Hollywood im Los Angeles-Lexikon
Hollywood ist ein Stadtteil von Los Angeles und gleichzeitig das zu Hause sämtlicher Stars
und Sterchen und es ist der Inbegriff der US-amerikanischen Filmindustrie. Gegründet wurde
Hollywood am 1. Februar 1887 von der Familie Wilcox. Um 1900 war Hollywood noch 13
Kilometer von L.A. entfernt.
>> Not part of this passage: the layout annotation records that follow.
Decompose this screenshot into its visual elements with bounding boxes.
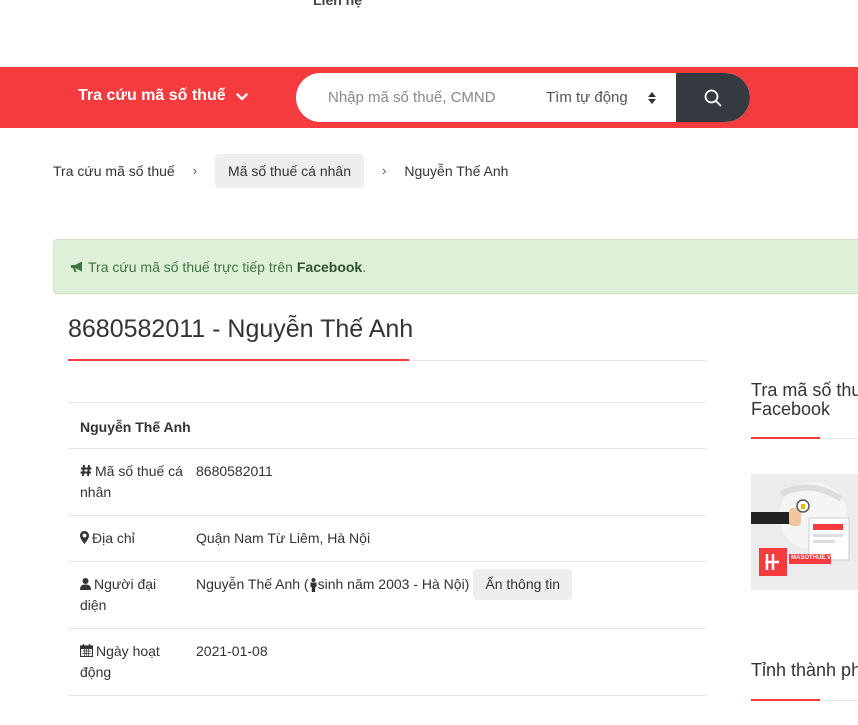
page-title: 8680582011 - Nguyễn Thế Anh xyxy=(68,315,414,343)
tax-code-value: 8680582011 xyxy=(196,463,273,479)
person-name: Nguyễn Thế Anh xyxy=(80,419,191,435)
sidebar-facebook-title: Tra mã số thuế Facebook xyxy=(751,380,858,419)
header-bar: Tra cứu mã số thuế Tìm tự động xyxy=(0,67,858,128)
sidebar-accent-bar xyxy=(751,699,820,701)
representative-value: Nguyễn Thế Anh ( sinh năm 2003 - Hà Nội)… xyxy=(196,562,706,628)
bullhorn-icon xyxy=(71,261,82,272)
breadcrumb: Tra cứu mã số thuế › Mã số thuế cá nhân … xyxy=(53,153,508,188)
nav-contact-link[interactable]: Liên hệ xyxy=(313,0,362,8)
map-marker-icon xyxy=(80,531,89,544)
table-row: Người đại diện Nguyễn Thế Anh ( sinh năm… xyxy=(68,561,706,628)
row-label-representative: Người đại diện xyxy=(80,576,157,613)
row-label-start-date: Ngày hoạt động xyxy=(80,643,160,680)
search-button[interactable] xyxy=(676,73,750,122)
alert-facebook-link[interactable]: Facebook xyxy=(297,259,362,275)
sidebar-provinces-title: Tỉnh thành phố xyxy=(751,660,858,680)
calendar-icon xyxy=(80,644,93,657)
lookup-menu-toggle[interactable]: Tra cứu mã số thuế xyxy=(78,87,248,105)
search-icon xyxy=(704,89,722,106)
hash-icon xyxy=(80,464,92,477)
table-row: Ngày hoạt động 2021-01-08 xyxy=(68,628,706,695)
search-mode-select[interactable]: Tìm tự động xyxy=(546,73,656,122)
promo-image-caption: MASOTHUE.VN xyxy=(791,555,836,561)
user-icon xyxy=(80,578,91,590)
info-table: Nguyễn Thế Anh Mã số thuế cá nhân 868058… xyxy=(68,402,706,725)
breadcrumb-current: Nguyễn Thế Anh xyxy=(404,162,509,179)
lookup-menu-label: Tra cứu mã số thuế xyxy=(78,87,226,104)
address-value: Quận Nam Từ Liêm, Hà Nội xyxy=(196,530,371,546)
search-box: Tìm tự động xyxy=(296,73,750,122)
start-date-value: 2021-01-08 xyxy=(196,643,268,659)
facebook-alert: Tra cứu mã số thuế trực tiếp trên Facebo… xyxy=(53,239,858,294)
alert-suffix: . xyxy=(362,258,367,275)
facebook-promo-image[interactable]: MASOTHUE.VN xyxy=(751,474,858,590)
hide-info-button[interactable]: Ẩn thông tin xyxy=(473,569,573,600)
row-label-address: Địa chỉ xyxy=(68,516,196,561)
title-accent-bar xyxy=(68,359,409,361)
alert-text: Tra cứu mã số thuế trực tiếp trên xyxy=(88,258,293,275)
table-row xyxy=(68,695,706,725)
row-label-tax-code: Mã số thuế cá nhân xyxy=(80,463,183,500)
male-icon xyxy=(310,578,317,592)
breadcrumb-separator: › xyxy=(382,163,387,178)
breadcrumb-separator: › xyxy=(192,163,198,178)
table-row: Mã số thuế cá nhân 8680582011 xyxy=(68,448,706,515)
search-input[interactable] xyxy=(316,73,508,122)
table-row: Địa chỉ Quận Nam Từ Liêm, Hà Nội xyxy=(68,515,706,561)
table-row: Nguyễn Thế Anh xyxy=(68,402,706,448)
representative-birth: sinh năm 2003 - Hà Nội) xyxy=(317,576,470,592)
breadcrumb-home-link[interactable]: Tra cứu mã số thuế xyxy=(53,163,175,179)
sort-caret-icon xyxy=(648,91,656,104)
promo-illustration xyxy=(751,474,858,590)
search-mode-value: Tìm tự động xyxy=(546,89,628,106)
representative-name: Nguyễn Thế Anh ( xyxy=(196,576,309,592)
breadcrumb-category-link[interactable]: Mã số thuế cá nhân xyxy=(215,153,365,188)
sidebar-accent-bar xyxy=(751,437,820,439)
chevron-down-icon xyxy=(235,93,248,101)
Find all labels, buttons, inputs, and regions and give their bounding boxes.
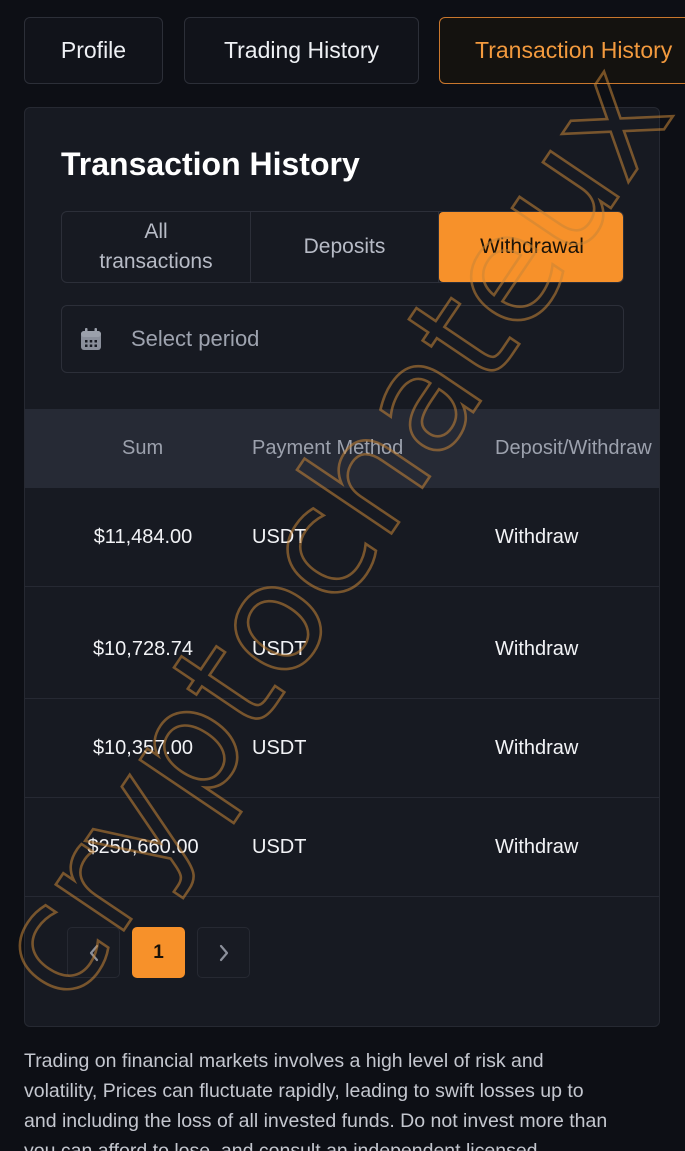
- chevron-left-icon: [89, 944, 98, 961]
- filter-all-label-line1: All: [144, 220, 168, 243]
- calendar-icon: [81, 328, 101, 350]
- risk-disclaimer: Trading on financial markets involves a …: [24, 1046, 664, 1151]
- tab-transaction-history-label: Transaction History: [475, 37, 673, 63]
- filter-withdrawal-label: Withdrawal: [480, 235, 584, 258]
- transaction-history-card: Transaction History All transactions Dep…: [24, 107, 660, 1027]
- cell-payment-method: USDT: [252, 737, 307, 759]
- pagination-next-button[interactable]: [197, 927, 250, 978]
- chevron-right-icon: [219, 944, 228, 961]
- cell-type: Withdraw: [495, 526, 579, 548]
- table-row: $250,660.00 USDT Withdraw: [25, 798, 659, 897]
- pagination-page-button[interactable]: 1: [132, 927, 185, 978]
- filter-all-label-line2: transactions: [99, 250, 213, 273]
- cell-type: Withdraw: [495, 737, 579, 759]
- cell-sum: $10,357.00: [92, 737, 194, 759]
- table-row: $11,484.00 USDT Withdraw: [25, 488, 659, 587]
- cell-sum: $11,484.00: [93, 526, 193, 548]
- transaction-filter: All transactions Deposits Withdrawal: [61, 211, 624, 283]
- table-row: $10,357.00 USDT Withdraw: [25, 699, 659, 798]
- tab-profile[interactable]: Profile: [24, 17, 163, 84]
- tab-trading-history-label: Trading History: [223, 37, 380, 63]
- cell-sum: $10,728.74: [92, 638, 194, 660]
- cell-sum: $250,660.00: [87, 836, 199, 858]
- filter-deposits[interactable]: Deposits: [251, 212, 439, 282]
- tab-transaction-history[interactable]: Transaction History: [439, 17, 685, 84]
- period-select[interactable]: Select period: [61, 305, 624, 373]
- cell-payment-method: USDT: [252, 526, 307, 548]
- cell-payment-method: USDT: [252, 836, 307, 858]
- disclaimer-line: volatility, Prices can fluctuate rapidly…: [24, 1080, 584, 1102]
- tab-trading-history[interactable]: Trading History: [184, 17, 419, 84]
- tab-profile-label: Profile: [60, 37, 127, 63]
- cell-payment-method: USDT: [252, 638, 307, 660]
- cell-type: Withdraw: [495, 836, 579, 858]
- pagination-page-label: 1: [153, 941, 164, 963]
- filter-withdrawal[interactable]: Withdrawal: [439, 212, 623, 282]
- table-header: Sum Payment Method Deposit/Withdraw: [25, 409, 659, 488]
- column-header-payment-method: Payment Method: [252, 437, 404, 459]
- disclaimer-line: you can afford to lose, and consult an i…: [24, 1140, 538, 1151]
- page-title: Transaction History: [61, 146, 360, 182]
- page: Profile Trading History Transaction Hist…: [0, 0, 685, 1151]
- filter-all-transactions[interactable]: All transactions: [62, 212, 251, 282]
- filter-all-label: All transactions: [99, 217, 212, 277]
- table-row: $10,728.74 USDT Withdraw: [25, 600, 659, 699]
- cell-type: Withdraw: [495, 638, 579, 660]
- column-header-sum: Sum: [122, 437, 164, 459]
- pagination-prev-button[interactable]: [67, 927, 120, 978]
- period-placeholder: Select period: [131, 326, 260, 351]
- column-header-deposit-withdraw: Deposit/Withdraw: [495, 437, 652, 459]
- disclaimer-line: Trading on financial markets involves a …: [24, 1050, 544, 1072]
- disclaimer-line: and including the loss of all invested f…: [24, 1110, 608, 1132]
- filter-deposits-label: Deposits: [303, 235, 386, 258]
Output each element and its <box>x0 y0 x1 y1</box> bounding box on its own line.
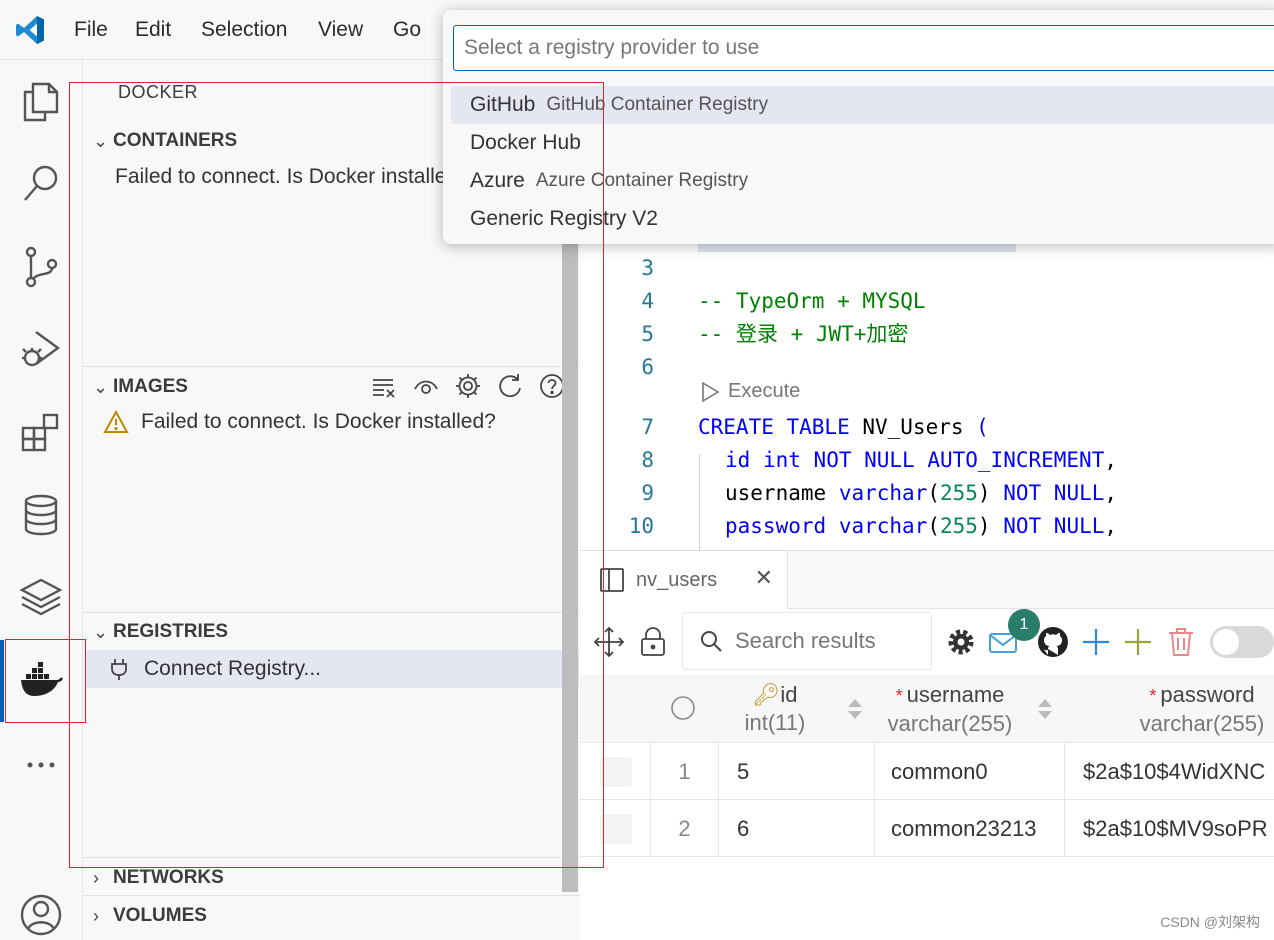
images-message: Failed to connect. Is Docker installed? <box>103 409 496 435</box>
code-line: 4 -- TypeOrm + MYSQL <box>641 289 926 313</box>
menu-file[interactable]: File <box>74 18 108 42</box>
quick-pick-input[interactable] <box>454 36 1274 60</box>
menu-selection[interactable]: Selection <box>201 18 287 42</box>
play-icon <box>702 381 720 402</box>
more-icon[interactable] <box>16 740 66 790</box>
sidebar-title: DOCKER <box>118 82 199 102</box>
search-icon <box>701 631 722 652</box>
registries-section-header[interactable]: ⌄ REGISTRIES <box>83 615 573 649</box>
quick-pick-item-docker-hub[interactable]: Docker Hub <box>451 124 1274 162</box>
database-icon[interactable] <box>16 490 66 540</box>
section-divider <box>83 612 580 613</box>
code-line: 10 password varchar(255) NOT NULL, <box>628 514 1118 538</box>
sort-icon[interactable] <box>1036 695 1054 723</box>
source-control-icon[interactable] <box>16 242 66 292</box>
chevron-down-icon: ⌄ <box>93 376 109 397</box>
row-select[interactable] <box>600 757 632 787</box>
section-divider <box>83 857 580 858</box>
volumes-title: VOLUMES <box>113 905 207 926</box>
toggle-switch[interactable] <box>1210 626 1274 658</box>
results-toolbar: 1 <box>580 609 1274 675</box>
account-icon[interactable] <box>16 890 66 940</box>
images-actions <box>370 372 566 400</box>
code-line: 8 id int NOT NULL AUTO_INCREMENT, <box>641 448 1117 472</box>
images-title: IMAGES <box>113 376 188 397</box>
refresh-icon[interactable] <box>496 372 524 400</box>
quick-pick-item-generic-registry[interactable]: Generic Registry V2 <box>451 200 1274 238</box>
execute-codelens[interactable]: Execute <box>700 380 800 403</box>
tab-nv-users[interactable]: nv_users ✕ <box>580 551 788 609</box>
explorer-icon[interactable] <box>16 76 66 126</box>
networks-title: NETWORKS <box>113 867 224 888</box>
sort-icon[interactable] <box>846 695 864 723</box>
table-row[interactable]: 1 5 common0 $2a$10$4WidXNC <box>580 743 1274 800</box>
table-row[interactable]: 2 6 common23213 $2a$10$MV9soPR <box>580 800 1274 857</box>
gear-icon[interactable] <box>454 372 482 400</box>
sql-editor[interactable]: 3 4 -- TypeOrm + MYSQL 5 -- 登录 + JWT+加密 6 … <box>580 240 1274 550</box>
add-row-icon[interactable] <box>1079 625 1113 659</box>
docker-icon[interactable] <box>16 656 66 706</box>
code-line: 7 CREATE TABLE NV_Users ( <box>641 415 989 439</box>
search-icon[interactable] <box>16 158 66 208</box>
code-line: 6 <box>641 355 654 379</box>
chevron-right-icon: › <box>93 905 99 926</box>
containers-message: Failed to connect. Is Docker installed? <box>103 164 463 190</box>
code-line: 9 username varchar(255) NOT NULL, <box>641 481 1118 505</box>
volumes-section-header[interactable]: › VOLUMES <box>83 899 573 933</box>
column-header-id[interactable]: 🔑︎id int(11) <box>735 681 815 737</box>
layers-icon[interactable] <box>16 572 66 622</box>
key-icon: 🔑︎ <box>752 682 781 707</box>
watermark: CSDN @刘架构 <box>1160 914 1260 930</box>
move-icon[interactable] <box>592 625 626 659</box>
quick-pick-item-github[interactable]: GitHub GitHub Container Registry <box>451 86 1274 124</box>
containers-title: CONTAINERS <box>113 130 238 151</box>
settings-gear-icon[interactable] <box>944 625 978 659</box>
eye-icon[interactable] <box>412 372 440 400</box>
delete-icon[interactable] <box>1164 625 1198 659</box>
extensions-icon[interactable] <box>16 407 66 457</box>
sidebar-scrollbar[interactable] <box>562 140 578 892</box>
search-results-box[interactable] <box>682 612 932 670</box>
chevron-right-icon: › <box>93 867 99 888</box>
row-select[interactable] <box>600 814 632 844</box>
code-line: 5 -- 登录 + JWT+加密 <box>641 322 909 346</box>
active-indicator <box>0 640 4 722</box>
vscode-logo-icon <box>16 16 44 44</box>
close-icon[interactable]: ✕ <box>755 565 773 591</box>
column-header-username[interactable]: * username varchar(255) <box>880 681 1020 738</box>
run-debug-icon[interactable] <box>16 324 66 374</box>
chevron-down-icon: ⌄ <box>93 621 109 642</box>
lock-icon[interactable] <box>636 625 670 659</box>
github-icon[interactable] <box>1036 625 1070 659</box>
plug-icon <box>111 659 127 680</box>
grid-header: 🔑︎id int(11) * username varchar(255) * pas… <box>580 675 1274 743</box>
registry-provider-quick-pick: GitHubGitHub Container Registry Docker H… <box>443 10 1274 244</box>
registries-title: REGISTRIES <box>113 621 229 642</box>
search-icon[interactable] <box>670 695 696 721</box>
split-view-icon <box>600 568 624 592</box>
menu-go[interactable]: Go <box>393 18 421 42</box>
networks-section-header[interactable]: › NETWORKS <box>83 861 573 895</box>
search-results-input[interactable] <box>735 628 925 654</box>
clear-list-icon[interactable] <box>370 372 398 400</box>
insert-icon[interactable] <box>1121 625 1155 659</box>
quick-pick-item-azure[interactable]: Azure Azure Container Registry <box>451 162 1274 200</box>
connect-registry-item[interactable]: Connect Registry... <box>86 650 579 688</box>
quick-pick-input-box[interactable] <box>453 25 1274 71</box>
column-header-password[interactable]: * password varchar(255) <box>1130 681 1274 738</box>
warning-icon <box>103 409 129 433</box>
section-divider <box>83 366 580 367</box>
results-panel: nv_users ✕ 1 🔑︎id int(11) *username varc… <box>580 550 1274 940</box>
results-tabbar: nv_users ✕ <box>580 551 1274 609</box>
section-divider <box>83 895 580 896</box>
menu-view[interactable]: View <box>318 18 363 42</box>
code-line: 3 <box>641 256 654 280</box>
chevron-down-icon: ⌄ <box>93 130 109 151</box>
menu-edit[interactable]: Edit <box>135 18 171 42</box>
activity-bar <box>0 60 83 940</box>
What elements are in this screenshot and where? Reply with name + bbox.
Im Jahre 1911 begann die Erfolgsgeschichte des Ortes, als David
Horsleys Bestor das erste Filmstudio eröffnete. Heute befindet sich hier drin ein Museum mit
einer Sammlung über die Zeit des Stummfilms. Im gleichen Jahr siedelten sich hier noch 15
weitere Firmen aus New York an, wo sich damals das Zentrum der Filmindustrie der USA
befand. Grund für diesen Umzug war vor allem das angenehmere Klima und die längeren
Tage, denn geeignetes Kunstlicht gab es damals noch nicht. Schnell brachte dieser neuen
Industriezweig den Erfolg und Reichtum nach Hollywood und zahlreiche namhafte
Regisseure und Produzenten eröffneten in Hollywood ihr Büro. Im Jahre 1927 gab es in Los
Angeles 247 Filmgesellschaften und 58 große Filmateliers, in denen mehr als 800 Langfilme
produziert wurden. Nachdem sich auch im Ausland nach dem Zweiten Weltkrieg die
Filmindustrie erholte, gingen viele Firme in Konkurs. Auch das Fernsehen war für den
Niedergang der Filmindustrie mit verantwortlich. Erst in den 1970er und 80er Jahren
wiederholte sich die Blütezeit von Hollywood durch Regisseure wie Steven Spielberg. Durch
sie entwickelte sich das Konzept des Blockbusters, Filme mit teuren Spezialeffekten, die ein
breites Publikum anziehen. Das machte Hollywood unsterblich und es steht bis heute für den
dauerhaften Erfolg der US-amerikanischen Filmgeschichte.